A genealogist is not likely to take news of an impending brick wall easily. In fact, I've been turning every which way, examining record possibilities, struggling to escape the verdict: realizing there was no easy explanation—or convenient documentation—for the other Dennis Tully I'm now pursuing.
Those record possibilities seem to be conspiring against me, however. Hoping to find a baptismal record in the home parish my husband's Denis Tully left in County Tipperary, Ireland, I was sorely disappointed to find the baptism records for Ballina started with March of 1832—about two years too late to include that other Dennis Tully, if his later reports of his age were correct. Turn the page from March 1832 to see what was on the previous page, and you get launched into marriages from the 1870s. What happened to baptisms from 1831? Or, more to my point, 1830?
Not finding any success in Irish baptismal records, I changed my tactics to focus on Ontario, Canada—home of those Irish Tully immigrants. I scoured each of the baptismal records and marriage certificates I could find for the children of Dennis Tully and Margaret Hurley, hoping for at least one church or civil official to slip and make the mistake of entering the town in Ireland where this family originated.
While I never found such an error—though I have in other instances over the years—I did work my way back through the parish records in Ontario where the Tully family had settled. Mind you, the only detail I can figure out from the family history of this other Dennis Tully and his bride, Margaret Hurley, is that they must have married in Ontario, rather than Ireland—and that the date of that event was likely about nine months off from the arrival of their eldest, a daughter they named Bridget, who arrived sometime in 1857.
Browsing through the baptismal records, I encountered this heart-stopper:
The record of Baptisms, marriages + burials from Nov. 15th 1857 to January 1860 are non est [?]—No trace of them to be found in the archives of the Parish.
N. B., of course, being the abbreviation for the Latin phrase, nota bene, is translated as "note well." Well, I see very little which I'd like to note well in such a discovery! While it may seem like a trifling matter of barely over two years' worth of records, if the span of those dates includes the very document of your ancestor, it can be quite troubling. Gone is just that: no recourse for the researcher.
Perhaps I should be grateful that at least a priest took the time to spare me a fruitless search, myself. But I can recognize the end of the line when I see it. I decided to move on to other approaches.
In the meanwhile, I revisited an old Irish website I had found several years ago, one which contained transcriptions of Irish Catholic baptismal and marriage records predating the digitization and availability of these records online.
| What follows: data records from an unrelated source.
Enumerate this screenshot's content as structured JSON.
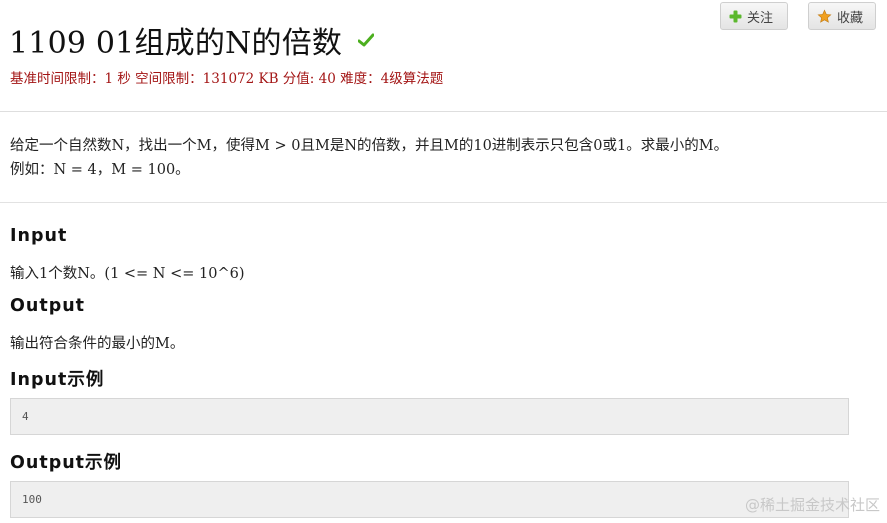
{
  "problem": {
    "title": "1109 01组成的N的倍数",
    "limits": "基准时间限制：1 秒 空间限制：131072 KB 分值: 40 难度：4级算法题"
  },
  "actions": {
    "follow_label": "关注",
    "favorite_label": "收藏"
  },
  "description": {
    "line1": "给定一个自然数N，找出一个M，使得M > 0且M是N的倍数，并且M的10进制表示只包含0或1。求最小的M。",
    "line2": "例如：N = 4，M = 100。"
  },
  "input": {
    "heading": "Input",
    "text": "输入1个数N。(1 <= N <= 10^6)"
  },
  "output": {
    "heading": "Output",
    "text": "输出符合条件的最小的M。"
  },
  "input_example": {
    "heading": "Input示例",
    "value": "4"
  },
  "output_example": {
    "heading": "Output示例",
    "value": "100"
  },
  "watermark": "@稀土掘金技术社区",
  "colors": {
    "limits": "#a31515",
    "check": "#4caf1f",
    "follow_plus": "#5cb82e",
    "favorite_star": "#f0a020"
  }
}
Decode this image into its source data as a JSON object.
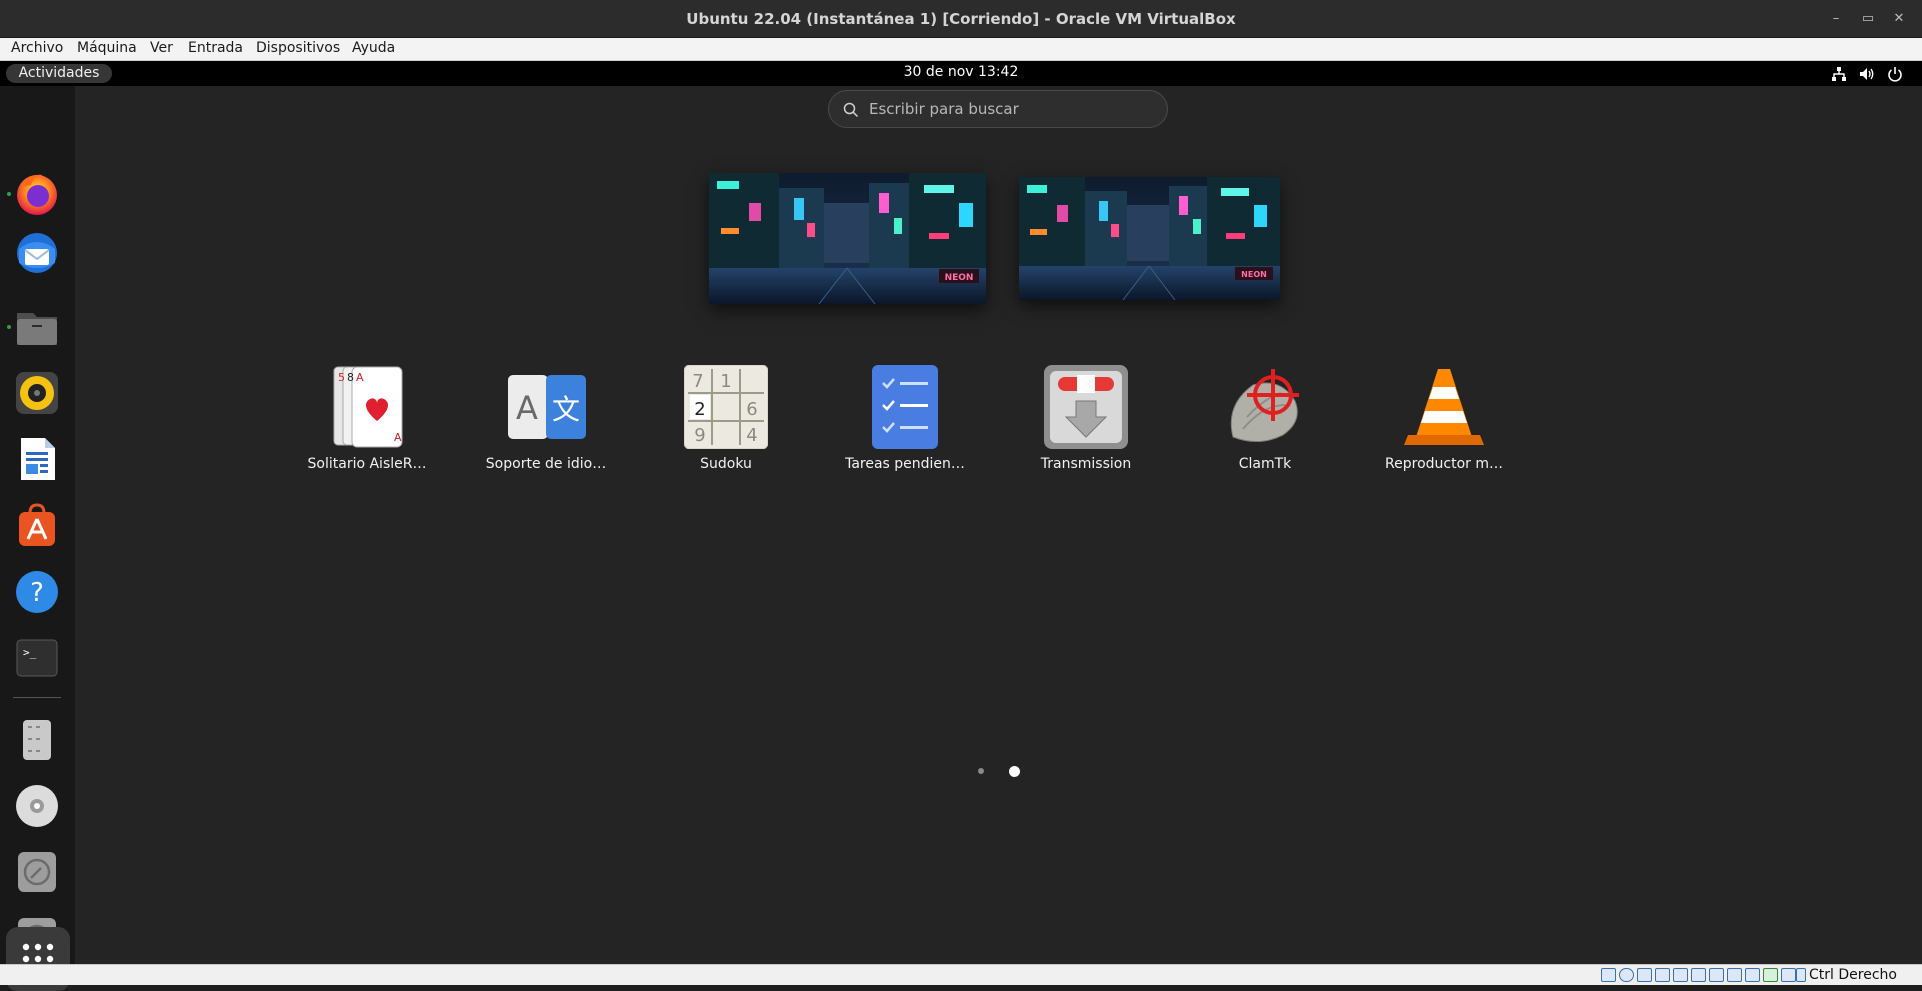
{
  "window": {
    "title": "Ubuntu 22.04 (Instantánea 1) [Corriendo] - Oracle VM VirtualBox",
    "controls": [
      "minimize-icon",
      "maximize-icon",
      "close-icon"
    ]
  },
  "menubar": {
    "items": [
      "Archivo",
      "Máquina",
      "Ver",
      "Entrada",
      "Dispositivos",
      "Ayuda"
    ]
  },
  "topbar": {
    "activities": "Actividades",
    "clock": "30 de nov  13:42",
    "tray": [
      "network-icon",
      "volume-icon",
      "power-icon"
    ]
  },
  "dock": {
    "items": [
      {
        "name": "firefox-icon",
        "running": true
      },
      {
        "name": "thunderbird-icon",
        "running": false
      },
      {
        "name": "files-icon",
        "running": true
      },
      {
        "name": "rhythmbox-icon",
        "running": false
      },
      {
        "name": "libreoffice-writer-icon",
        "running": false
      },
      {
        "name": "app-center-icon",
        "running": false
      },
      {
        "name": "help-icon",
        "running": false
      },
      {
        "name": "terminal-icon",
        "running": false
      },
      {
        "name": "usb-drive-icon",
        "running": false
      },
      {
        "name": "cd-drive-icon",
        "running": false
      },
      {
        "name": "optical-disc-icon",
        "running": false
      },
      {
        "name": "optical-disc-icon-2",
        "running": false
      }
    ],
    "show_apps": "show-apps-icon"
  },
  "overview": {
    "search_placeholder": "Escribir para buscar",
    "workspaces": [
      "workspace-1",
      "workspace-2"
    ],
    "wallpaper_text": "NEON"
  },
  "apps": [
    {
      "label": "Solitario AisleR…",
      "icon": "aisleriot-icon"
    },
    {
      "label": "Soporte de idio…",
      "icon": "language-support-icon"
    },
    {
      "label": "Sudoku",
      "icon": "sudoku-icon"
    },
    {
      "label": "Tareas pendien…",
      "icon": "todo-icon"
    },
    {
      "label": "Transmission",
      "icon": "transmission-icon"
    },
    {
      "label": "ClamTk",
      "icon": "clamtk-icon"
    },
    {
      "label": "Reproductor m…",
      "icon": "vlc-icon"
    }
  ],
  "card_text": {
    "c1": "5",
    "c2": "8",
    "c3": "A",
    "c4": "A"
  },
  "sudoku_digits": [
    "7",
    "1",
    "2",
    "6",
    "9",
    "4"
  ],
  "lang_letters": [
    "A",
    "文"
  ],
  "pages": {
    "count": 2,
    "current": 2
  },
  "statusbar": {
    "host_key": "Ctrl Derecho",
    "icons": [
      "hdd-icon",
      "optical-icon",
      "audio-icon",
      "network-status-icon",
      "usb-status-icon",
      "shared-folder-icon",
      "display-icon",
      "recording-icon",
      "cpu-icon",
      "mouse-integration-icon",
      "keyboard-icon",
      "arrow-down-icon"
    ]
  },
  "colors": {
    "accent": "#e95420",
    "background": "#242424",
    "running_dot": "#2aa04a"
  }
}
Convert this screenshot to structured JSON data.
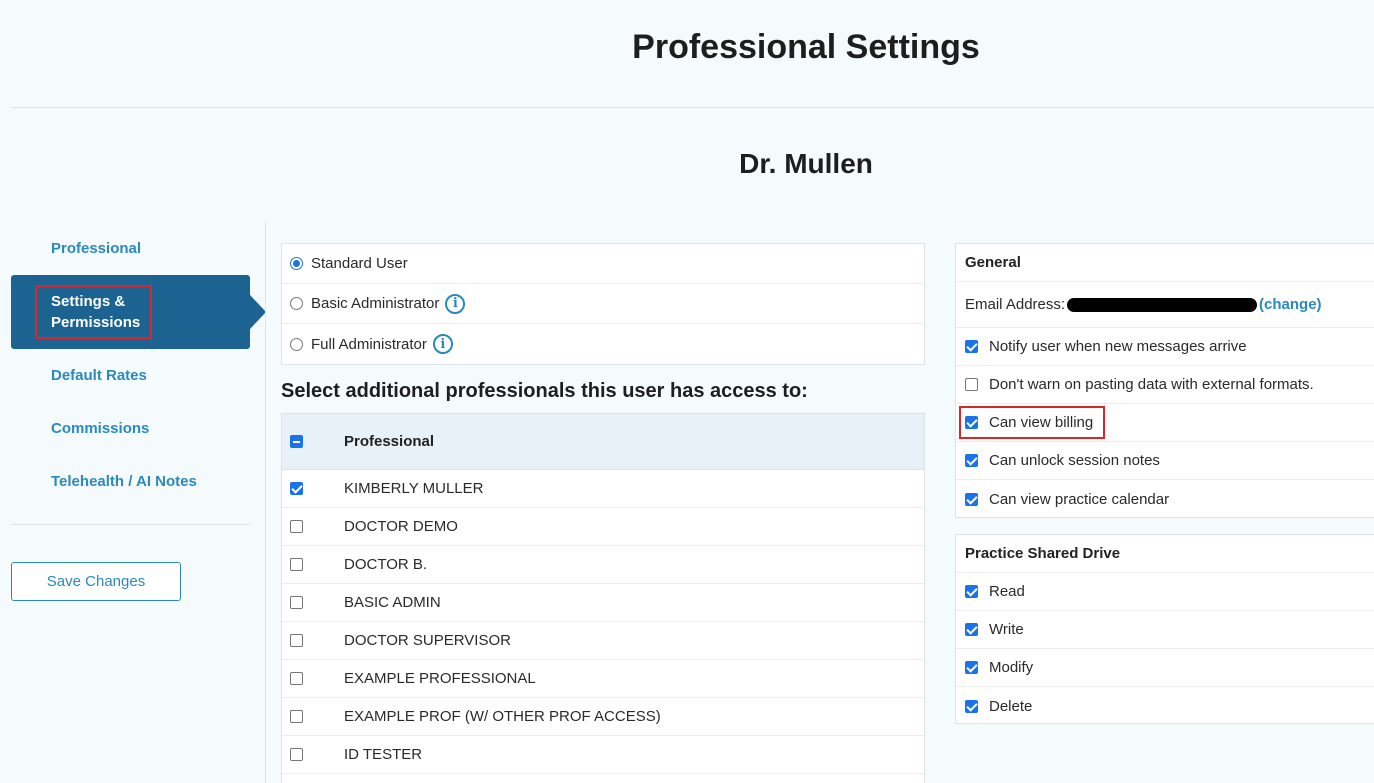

The website is one I originally accessed through the Flannery Clan website, and focuses on those records specifically containing the surname Flannery.
I used the dates on those transcriptions to lead me to the original records of each Tully-Flannery child's baptism, and discovered there were other children I had missed in our Denis Tully's family: an earlier son named William who was born in 1839, and a daughter named Hanora who was born in 1847. It is likely that each of these children died young, given both that their names were not carried over into the household upon the Tully family's arrival in Ontario before 1850, and that the parents subsequently chose the name William to give to their youngest son, born in 1850 in Ontario.
Unfortunately, none of those names I found in the baptismal record were actually named Dennis. Remember, the records—and thus their transcriptions—are not available before 1832, and this Dennis likely was born around 1830.
How easy it would have been if I had found a baptismal record for the younger Dennis. Conveniently, it would have listed not only his father's name, but his mother's maiden name and the sponsors for this infant as well, possibly providing hints as to the names of extended family members. True, I can infer from the other Tully, Flannery, and even Hurley records there in County Tipperary about any connections to the larger family relationships. But they'd only be guesses without any further documentation to back up these conjectures.
This brings up an oft-bemoaned condition faced by researchers of their Irish roots: that there is only so much that can be found by relying on governmental or even church records. And in this case of the two Tullys—Dennis and Denis—there is apparently nothing available before the spring of 1832.
Above: Note found among the church records for the baptisms, marriages, and burials in Sarnia, Ontario, where Dennis and Margaret (Hurley) Tully settled after moving from the nearby town of Paris.